Not just the same old threats?
To be sure, there are some that believe cybersecurity threats to financial institutions may have finally evolved enough to merit Congress granting NCUA some authority.
“I think the threat has changed a bit,” said Jackson Mueller, associate director of the Center for Financial Markets at the Milken Institute. “Over the last five years we’ve seen the growth and proliferation of fintech platforms encroaching on banks and credit unions. … A lot of these digital-savvy platforms are trying to connect to these banks and credit unions through back-end processes, and that alarms a lot of financial institutions because it could open the back door for hackers to get into their own systems.”

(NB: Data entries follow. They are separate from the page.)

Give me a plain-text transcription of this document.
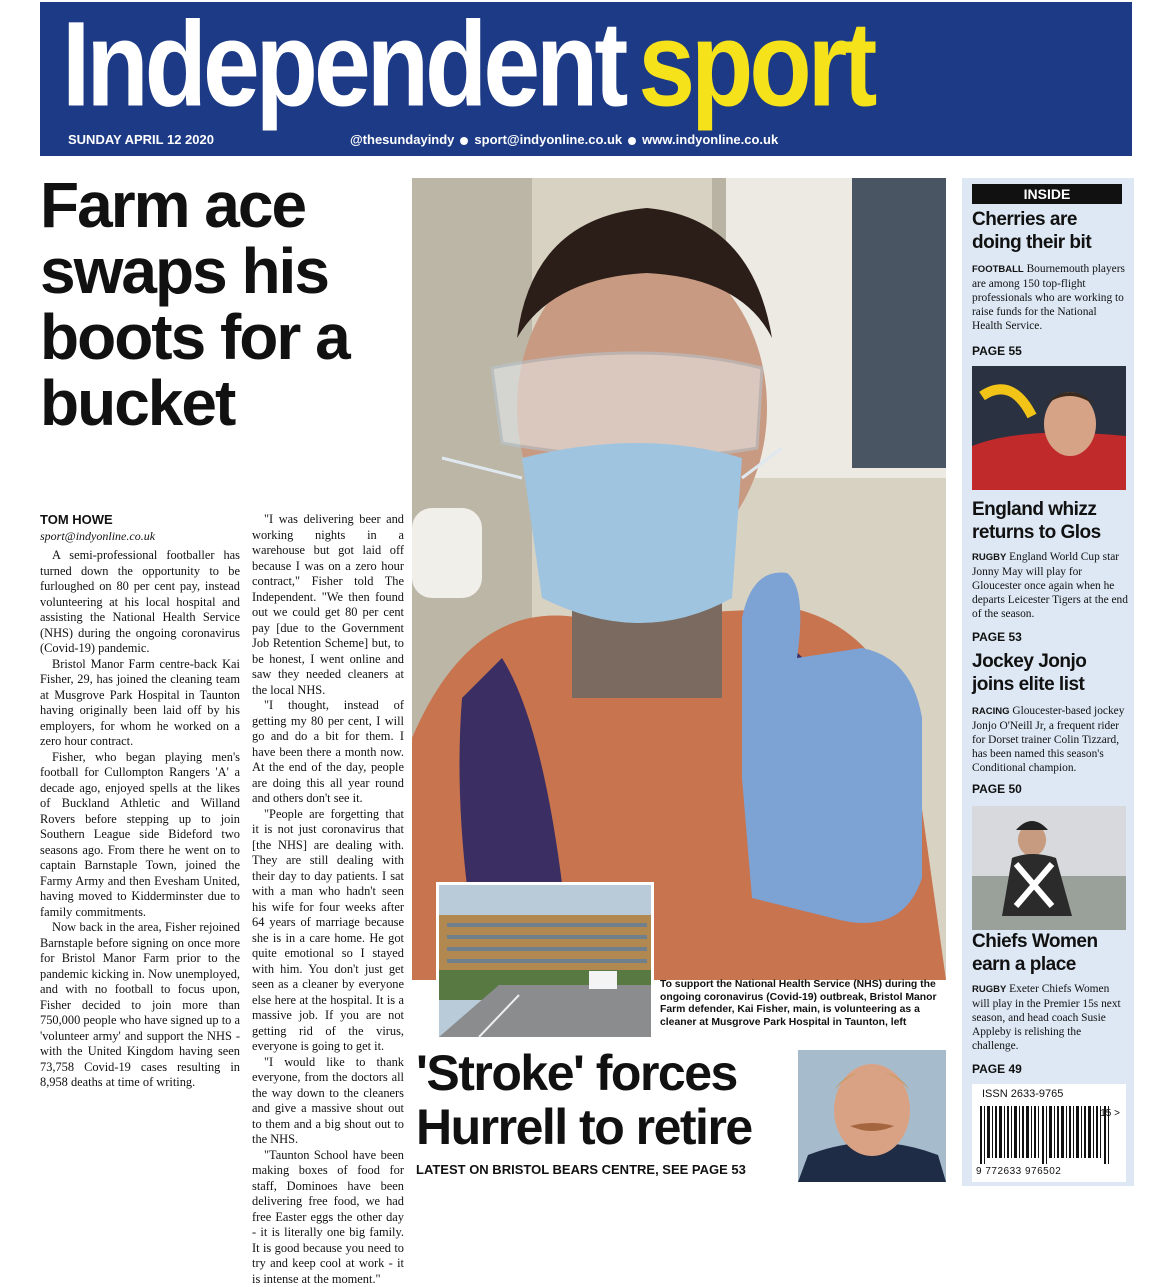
Independent sport
SUNDAY APRIL 12 2020	@thesundayindy sport@indyonline.co.uk www.indyonline.co.uk
Farm ace swaps his boots for a bucket
TOM HOWE
sport@indyonline.co.uk

A semi-professional footballer has turned down the opportunity to be furloughed on 80 per cent pay, instead volunteering at his local hospital and assisting the National Health Service (NHS) during the ongoing coronavirus (Covid-19) pandemic.

Bristol Manor Farm centre-back Kai Fisher, 29, has joined the cleaning team at Musgrove Park Hospital in Taunton having originally been laid off by his employers, for whom he worked on a zero hour contract.

Fisher, who began playing men's football for Cullompton Rangers 'A' a decade ago, enjoyed spells at the likes of Buckland Athletic and Willand Rovers before stepping up to join Southern League side Bideford two seasons ago. From there he went on to captain Barnstaple Town, joined the Farmy Army and then Evesham United, having moved to Kidderminster due to family commitments.

Now back in the area, Fisher rejoined Barnstaple before signing on once more for Bristol Manor Farm prior to the pandemic kicking in. Now unemployed, and with no football to focus upon, Fisher decided to join more than 750,000 people who have signed up to a 'volunteer army' and support the NHS - with the United Kingdom having seen 73,758 Covid-19 cases resulting in 8,958 deaths at time of writing.

"I was delivering beer and working nights in a warehouse but got laid off because I was on a zero hour contract," Fisher told The Independent. "We then found out we could get 80 per cent pay [due to the Government Job Retention Scheme] but, to be honest, I went online and saw they needed cleaners at the local NHS.

"I thought, instead of getting my 80 per cent, I will go and do a bit for them. I have been there a month now. At the end of the day, people are doing this all year round and others don't see it.

"People are forgetting that it is not just coronavirus that [the NHS] are dealing with. They are still dealing with their day to day patients. I sat with a man who hadn't seen his wife for four weeks after 64 years of marriage because she is in a care home. He got quite emotional so I stayed with him. You don't just get seen as a cleaner by everyone else here at the hospital. It is a massive job. If you are not getting rid of the virus, everyone is going to get it.

"I would like to thank everyone, from the doctors all the way down to the cleaners and give a massive shout out to them and a big shout out to the NHS.

"Taunton School have been making boxes of food for staff, Dominoes have been delivering free food, we had free Easter eggs the other day - it is literally one big family. It is good because you need to try and keep cool at work - it is intense at the moment."

To support the National Health Service (NHS) during the ongoing coronavirus (Covid-19) outbreak, Bristol Manor Farm defender, Kai Fisher, main, is volunteering as a cleaner at Musgrove Park Hospital in Taunton, left
'Stroke' forces Hurrell to retire
LATEST ON BRISTOL BEARS CENTRE, SEE PAGE 53
INSIDE
Cherries are doing their bit
FOOTBALL Bournemouth players are among 150 top-flight professionals who are working to raise funds for the National Health Service.
PAGE 55
England whizz returns to Glos
RUGBY England World Cup star Jonny May will play for Gloucester once again when he departs Leicester Tigers at the end of the season.
PAGE 53
Jockey Jonjo joins elite list
RACING Gloucester-based jockey Jonjo O'Neill Jr, a frequent rider for Dorset trainer Colin Tizzard, has been named this season's Conditional champion.
PAGE 50
Chiefs Women earn a place
RUGBY Exeter Chiefs Women will play in the Premier 15s next season, and head coach Susie Appleby is relishing the challenge.
PAGE 49
ISSN 2633-9765
15 >
9 772633 976502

One analyst also pointed out that acceding to NCUA’s request could potentially make life easier for credit unions.
“It shifts some of the burden from the credit union in terms of what they need to be doing from a compliance and oversight standpoint to the vendor,” said Nick Lane, a consultant at Cornerstone Advisors. “To me it kind of makes sense because it gives some accountability from the credit union space back to the vendor. It shares some of that accountability.”

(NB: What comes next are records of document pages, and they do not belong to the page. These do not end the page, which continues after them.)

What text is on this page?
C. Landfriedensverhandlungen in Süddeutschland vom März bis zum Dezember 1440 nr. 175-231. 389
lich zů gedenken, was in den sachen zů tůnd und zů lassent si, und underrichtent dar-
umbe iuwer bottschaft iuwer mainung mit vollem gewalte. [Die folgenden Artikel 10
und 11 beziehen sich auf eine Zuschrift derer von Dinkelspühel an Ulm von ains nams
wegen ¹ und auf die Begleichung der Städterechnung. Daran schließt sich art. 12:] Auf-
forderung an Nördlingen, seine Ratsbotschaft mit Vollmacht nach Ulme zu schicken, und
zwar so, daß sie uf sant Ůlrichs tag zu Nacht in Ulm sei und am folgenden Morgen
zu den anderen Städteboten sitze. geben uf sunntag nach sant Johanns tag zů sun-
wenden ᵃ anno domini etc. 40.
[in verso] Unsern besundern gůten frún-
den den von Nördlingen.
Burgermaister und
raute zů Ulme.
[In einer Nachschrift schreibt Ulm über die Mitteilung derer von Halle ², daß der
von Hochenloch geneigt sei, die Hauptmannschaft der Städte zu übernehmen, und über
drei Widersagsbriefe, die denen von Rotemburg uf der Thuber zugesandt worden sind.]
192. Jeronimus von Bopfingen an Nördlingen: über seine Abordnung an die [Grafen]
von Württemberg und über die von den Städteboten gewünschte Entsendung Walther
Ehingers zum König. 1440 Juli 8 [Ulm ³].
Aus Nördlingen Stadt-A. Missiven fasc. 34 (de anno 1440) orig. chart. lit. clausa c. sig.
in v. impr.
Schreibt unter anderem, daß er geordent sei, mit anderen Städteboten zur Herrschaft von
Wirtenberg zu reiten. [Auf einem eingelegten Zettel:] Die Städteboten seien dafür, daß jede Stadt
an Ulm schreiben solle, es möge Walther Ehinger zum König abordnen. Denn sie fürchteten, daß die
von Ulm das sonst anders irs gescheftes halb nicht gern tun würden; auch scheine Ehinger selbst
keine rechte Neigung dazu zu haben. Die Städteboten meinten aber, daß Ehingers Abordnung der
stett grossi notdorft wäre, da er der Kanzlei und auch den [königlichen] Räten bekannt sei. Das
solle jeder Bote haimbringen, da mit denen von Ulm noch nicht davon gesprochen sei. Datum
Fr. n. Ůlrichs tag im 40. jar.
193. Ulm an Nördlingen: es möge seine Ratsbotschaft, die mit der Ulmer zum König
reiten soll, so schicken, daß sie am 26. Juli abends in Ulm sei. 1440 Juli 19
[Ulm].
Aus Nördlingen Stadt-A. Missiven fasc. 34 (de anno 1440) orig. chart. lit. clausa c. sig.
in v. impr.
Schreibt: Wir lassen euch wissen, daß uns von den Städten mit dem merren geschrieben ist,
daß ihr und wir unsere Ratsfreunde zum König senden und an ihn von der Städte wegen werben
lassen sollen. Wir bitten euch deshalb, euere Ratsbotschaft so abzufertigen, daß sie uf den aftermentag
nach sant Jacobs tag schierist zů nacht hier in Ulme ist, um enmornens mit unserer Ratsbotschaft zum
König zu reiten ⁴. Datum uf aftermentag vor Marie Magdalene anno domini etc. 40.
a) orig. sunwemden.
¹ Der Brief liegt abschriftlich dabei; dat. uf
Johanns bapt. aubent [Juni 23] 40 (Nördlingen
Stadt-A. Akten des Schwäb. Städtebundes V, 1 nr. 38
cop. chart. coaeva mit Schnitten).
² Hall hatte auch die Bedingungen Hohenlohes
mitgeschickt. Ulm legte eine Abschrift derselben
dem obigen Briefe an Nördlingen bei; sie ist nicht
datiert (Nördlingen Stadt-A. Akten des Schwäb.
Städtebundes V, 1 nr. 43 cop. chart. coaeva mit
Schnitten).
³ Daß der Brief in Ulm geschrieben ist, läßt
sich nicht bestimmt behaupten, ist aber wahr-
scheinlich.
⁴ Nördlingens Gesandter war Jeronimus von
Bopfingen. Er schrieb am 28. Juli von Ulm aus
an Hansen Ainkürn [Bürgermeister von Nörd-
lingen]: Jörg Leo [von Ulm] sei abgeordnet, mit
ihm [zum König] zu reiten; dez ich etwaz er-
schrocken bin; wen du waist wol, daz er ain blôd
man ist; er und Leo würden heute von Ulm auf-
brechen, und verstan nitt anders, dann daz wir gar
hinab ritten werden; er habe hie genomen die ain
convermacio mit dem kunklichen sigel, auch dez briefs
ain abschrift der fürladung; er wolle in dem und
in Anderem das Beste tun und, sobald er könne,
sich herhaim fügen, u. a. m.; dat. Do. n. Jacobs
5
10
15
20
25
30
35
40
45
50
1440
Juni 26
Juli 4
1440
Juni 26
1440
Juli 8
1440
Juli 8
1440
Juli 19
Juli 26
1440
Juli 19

Those sentiments aren’t universally shared, however. Alissa Knight, senior analyst at Aite Group, said NCUA hasn’t provided enough empirical evidence to justify its case. Knight said current cybersecurity issues within the credit union space aren’t so systemic that the problem has to be address by NCUA. She thought it should be up to individual credit unions to create formal information security management programs.

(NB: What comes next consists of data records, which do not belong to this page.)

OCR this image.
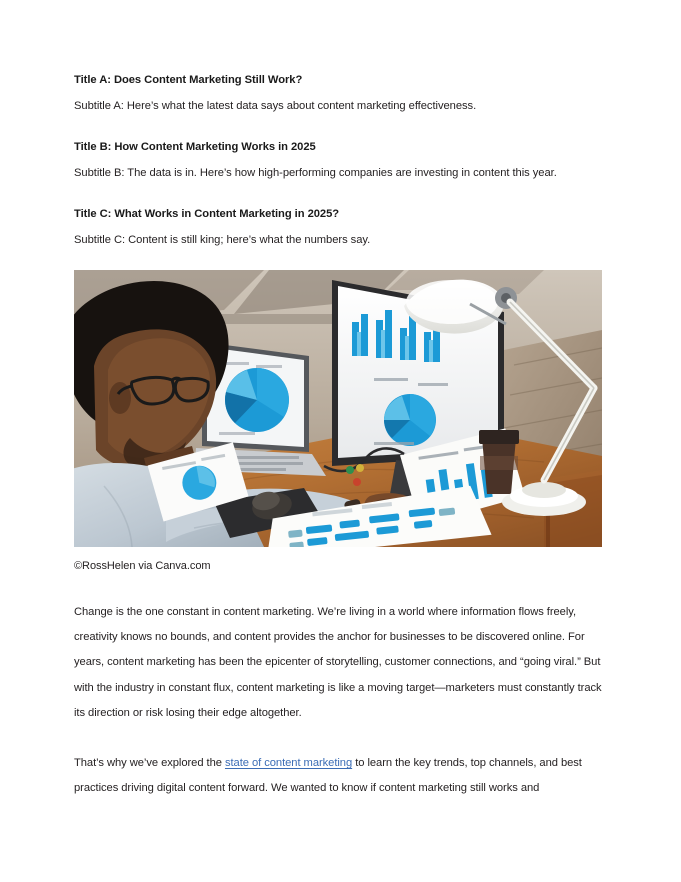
Title A: Does Content Marketing Still Work?

Subtitle A: Here’s what the latest data says about content marketing effectiveness.

Title B: How Content Marketing Works in 2025

Subtitle B: The data is in. Here’s how high-performing companies are investing in content this year.

Title C: What Works in Content Marketing in 2025?

Subtitle C: Content is still king; here’s what the numbers say.

©RossHelen via Canva.com

Change is the one constant in content marketing. We’re living in a world where information flows freely, creativity knows no bounds, and content provides the anchor for businesses to be discovered online. For years, content marketing has been the epicenter of storytelling, customer connections, and “going viral.” But with the industry in constant flux, content marketing is like a moving target—marketers must constantly track its direction or risk losing their edge altogether.

That’s why we’ve explored the state of content marketing to learn the key trends, top channels, and best practices driving digital content forward. We wanted to know if content marketing still works and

“I understand NCUA is the only banking regulator that doesn’t have this power, but it’s not like the regulators that have this authority have made banks hack proof,” she said. “The number of bank compromises that have happened over the last decade – it’s not like they’ve gone down with this expanded authority.”
Ball in Congress’s court
NCUA can make all the requests it wants, but there’s only so much that can happen until Congress chooses to take action. And, for now, the jury is split on whether that’s likely to happen.
Cybersecurity is a concern for lawmakers, particularly in the wake of high-profile events like the Equifax breach, Mueller said. There is the chance that this change could be stuck onto a larger bill that is passed during the lame duck session after the November election.
“If a regulator is calling out and saying, ‘We could be faced with some serious issues if we don’t effectively oversee our third-party management providers to credit unions, that could make some waves on Capitol Hill,” Mueller said. “There’s obviously a ton of issues going on right now in Washington, but that’s not to say nothing’s going to be passed this year.”
But these concerns could be drowned out other controversies currently consuming Washington. And even if one or both chambers of Congress flips to the Democrats, there may not be many changes coming.
"What isn’t going to change is that the Trump administration is still in office and the type of regulation Chairman McWatters is proposing really runs counter to what the Trump administration has been talking about in terms of reducing regulation,” said Ryan Donovan, chief advocacy officer at the Credit Union National Association. “I don’t know that the prospects for it are enhanced with the election given that the administration isn’t going to change.”